In recent years, there has been a growing research interest in investigating more fine-grained aspects of lexical sentiment beyond positive and negative sentiment. For example, Mohammad and Turney (2010) study the affects words can evoke in people’s minds, while Bollen et al. (2011) study various moods, e.g., “tension”, “depression”, beyond simple dichotomy of positive and negative sentiment. Our work, and some recent work by Feng et al. (2011) and Feng et al. (2013) share this spirit by targeting more subtle, nuanced sentiment even from those words that would be considered as objective in early studies of sentiment analysis.

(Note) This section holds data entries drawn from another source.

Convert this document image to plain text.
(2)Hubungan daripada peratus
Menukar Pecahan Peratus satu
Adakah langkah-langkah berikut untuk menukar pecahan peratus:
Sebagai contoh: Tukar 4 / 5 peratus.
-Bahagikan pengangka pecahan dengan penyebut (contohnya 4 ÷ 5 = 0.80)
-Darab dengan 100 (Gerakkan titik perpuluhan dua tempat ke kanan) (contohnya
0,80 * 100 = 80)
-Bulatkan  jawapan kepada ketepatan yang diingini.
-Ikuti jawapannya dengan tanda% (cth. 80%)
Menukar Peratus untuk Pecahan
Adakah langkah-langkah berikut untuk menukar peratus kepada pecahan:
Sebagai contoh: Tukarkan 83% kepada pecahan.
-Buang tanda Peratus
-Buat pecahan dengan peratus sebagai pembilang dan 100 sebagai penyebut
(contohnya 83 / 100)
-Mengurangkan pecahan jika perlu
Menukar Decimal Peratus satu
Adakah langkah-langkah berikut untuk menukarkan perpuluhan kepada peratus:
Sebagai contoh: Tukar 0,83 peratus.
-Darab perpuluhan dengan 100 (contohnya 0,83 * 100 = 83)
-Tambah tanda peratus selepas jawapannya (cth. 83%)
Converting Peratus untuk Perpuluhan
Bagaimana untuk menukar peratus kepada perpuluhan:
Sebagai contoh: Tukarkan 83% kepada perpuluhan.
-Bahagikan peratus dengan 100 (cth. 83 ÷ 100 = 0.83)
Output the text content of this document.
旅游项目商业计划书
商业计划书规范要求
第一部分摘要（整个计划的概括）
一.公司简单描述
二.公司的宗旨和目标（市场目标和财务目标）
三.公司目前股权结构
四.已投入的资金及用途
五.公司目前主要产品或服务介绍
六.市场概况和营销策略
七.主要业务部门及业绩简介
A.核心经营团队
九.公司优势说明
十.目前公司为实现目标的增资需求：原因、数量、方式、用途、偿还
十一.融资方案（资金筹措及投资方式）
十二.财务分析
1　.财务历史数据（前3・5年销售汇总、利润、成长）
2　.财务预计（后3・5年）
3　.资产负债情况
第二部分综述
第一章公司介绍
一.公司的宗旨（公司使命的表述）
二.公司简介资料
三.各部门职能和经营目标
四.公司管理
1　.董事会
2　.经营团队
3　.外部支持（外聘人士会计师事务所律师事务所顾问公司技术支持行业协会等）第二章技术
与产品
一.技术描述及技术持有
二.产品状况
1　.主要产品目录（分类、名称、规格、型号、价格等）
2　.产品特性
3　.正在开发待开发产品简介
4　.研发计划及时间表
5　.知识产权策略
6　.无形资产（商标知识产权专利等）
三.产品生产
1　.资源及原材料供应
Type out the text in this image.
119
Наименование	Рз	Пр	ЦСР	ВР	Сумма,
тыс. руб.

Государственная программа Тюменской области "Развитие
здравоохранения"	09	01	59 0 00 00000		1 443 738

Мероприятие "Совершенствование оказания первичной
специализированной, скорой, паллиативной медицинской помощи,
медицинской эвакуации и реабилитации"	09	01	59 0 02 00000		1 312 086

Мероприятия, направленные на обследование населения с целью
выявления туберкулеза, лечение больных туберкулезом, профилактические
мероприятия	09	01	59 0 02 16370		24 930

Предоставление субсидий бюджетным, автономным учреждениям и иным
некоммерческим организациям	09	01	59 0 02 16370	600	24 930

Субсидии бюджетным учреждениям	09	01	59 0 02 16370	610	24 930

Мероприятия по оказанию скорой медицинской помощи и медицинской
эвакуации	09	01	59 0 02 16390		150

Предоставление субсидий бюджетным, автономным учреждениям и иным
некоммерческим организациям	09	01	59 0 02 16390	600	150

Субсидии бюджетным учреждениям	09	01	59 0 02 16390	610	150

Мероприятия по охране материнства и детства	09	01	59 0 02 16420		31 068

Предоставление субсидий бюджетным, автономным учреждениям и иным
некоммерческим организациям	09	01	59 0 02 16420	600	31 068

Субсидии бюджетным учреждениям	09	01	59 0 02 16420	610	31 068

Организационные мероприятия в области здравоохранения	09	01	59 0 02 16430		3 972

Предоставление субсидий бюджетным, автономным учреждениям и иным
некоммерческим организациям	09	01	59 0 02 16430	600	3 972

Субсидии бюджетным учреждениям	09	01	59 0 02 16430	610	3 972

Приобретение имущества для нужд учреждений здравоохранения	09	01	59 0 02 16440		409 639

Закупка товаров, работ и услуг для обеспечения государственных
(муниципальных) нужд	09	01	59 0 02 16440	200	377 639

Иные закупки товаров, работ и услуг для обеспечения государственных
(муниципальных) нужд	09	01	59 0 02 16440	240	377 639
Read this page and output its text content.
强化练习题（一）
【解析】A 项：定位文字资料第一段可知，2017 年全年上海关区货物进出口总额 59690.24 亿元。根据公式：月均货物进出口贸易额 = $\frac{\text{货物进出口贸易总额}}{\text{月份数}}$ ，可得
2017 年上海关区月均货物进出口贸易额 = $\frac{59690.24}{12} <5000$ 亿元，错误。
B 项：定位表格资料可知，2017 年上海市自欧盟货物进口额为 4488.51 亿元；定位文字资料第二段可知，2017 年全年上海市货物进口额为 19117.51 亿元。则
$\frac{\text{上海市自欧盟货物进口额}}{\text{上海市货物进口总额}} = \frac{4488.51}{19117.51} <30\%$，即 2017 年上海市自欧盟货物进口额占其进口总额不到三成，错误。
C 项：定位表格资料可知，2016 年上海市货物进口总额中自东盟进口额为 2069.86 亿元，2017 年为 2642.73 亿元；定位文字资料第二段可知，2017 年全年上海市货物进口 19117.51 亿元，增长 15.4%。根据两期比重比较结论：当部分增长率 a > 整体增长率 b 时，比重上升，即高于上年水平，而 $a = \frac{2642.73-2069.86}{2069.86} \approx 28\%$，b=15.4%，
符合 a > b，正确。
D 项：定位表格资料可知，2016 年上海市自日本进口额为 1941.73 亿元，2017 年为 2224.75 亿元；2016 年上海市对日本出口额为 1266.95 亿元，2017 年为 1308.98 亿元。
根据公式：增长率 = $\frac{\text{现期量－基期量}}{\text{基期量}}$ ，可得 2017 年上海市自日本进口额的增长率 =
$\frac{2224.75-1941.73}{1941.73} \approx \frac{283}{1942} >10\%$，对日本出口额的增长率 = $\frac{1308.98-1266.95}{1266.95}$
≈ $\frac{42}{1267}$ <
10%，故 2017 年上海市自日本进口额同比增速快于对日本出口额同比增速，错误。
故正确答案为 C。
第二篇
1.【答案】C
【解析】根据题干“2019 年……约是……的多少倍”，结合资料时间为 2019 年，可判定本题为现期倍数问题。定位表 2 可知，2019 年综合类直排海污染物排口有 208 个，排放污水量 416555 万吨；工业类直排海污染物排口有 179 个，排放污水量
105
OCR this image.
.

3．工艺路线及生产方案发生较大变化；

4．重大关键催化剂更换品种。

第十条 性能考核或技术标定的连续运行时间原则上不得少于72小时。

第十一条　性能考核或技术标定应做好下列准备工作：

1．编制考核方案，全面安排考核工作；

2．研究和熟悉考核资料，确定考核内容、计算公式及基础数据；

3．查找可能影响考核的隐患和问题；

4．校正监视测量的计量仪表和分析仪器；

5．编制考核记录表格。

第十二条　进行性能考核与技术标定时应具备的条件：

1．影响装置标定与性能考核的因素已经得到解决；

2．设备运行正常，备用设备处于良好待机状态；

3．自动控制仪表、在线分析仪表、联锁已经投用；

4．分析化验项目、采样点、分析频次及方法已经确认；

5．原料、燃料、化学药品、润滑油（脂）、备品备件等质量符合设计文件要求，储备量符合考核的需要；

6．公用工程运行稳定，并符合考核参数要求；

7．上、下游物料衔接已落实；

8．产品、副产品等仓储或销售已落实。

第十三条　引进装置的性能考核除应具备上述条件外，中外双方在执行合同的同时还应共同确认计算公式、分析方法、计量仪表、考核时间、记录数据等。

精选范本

We have introduced a novel formulation of lexicon induction operating over both words and senses, by exploiting the innate structure between the words and senses as encoded in WordNet. In addition, we introduce the use of loopy belief propagation over pairwise-Markov Random Fields as an effective lexicon induction algorithm. A notable strength of our approach is its expressiveness: various types of prior knowledge and lexical relations can be encoded as node potentials and edge potentials. In addition, it leads to a lexicon of better quality while also offering faster run-time and easiness of implementation. The resulting lexicon, called ConnotationWordNet, is the first lexicon that has polarity labels over both words and senses. ConnotationWordNet is publicly available for research and practical use.
This research was supported by the Army Research Office under Contract No. W911NF-14-1-0029, Stony Brook University Office of Vice President for Research, and gifts from Northrop Grumman Aerospace Systems and Google. We thank reviewers for many insightful comments and suggestions.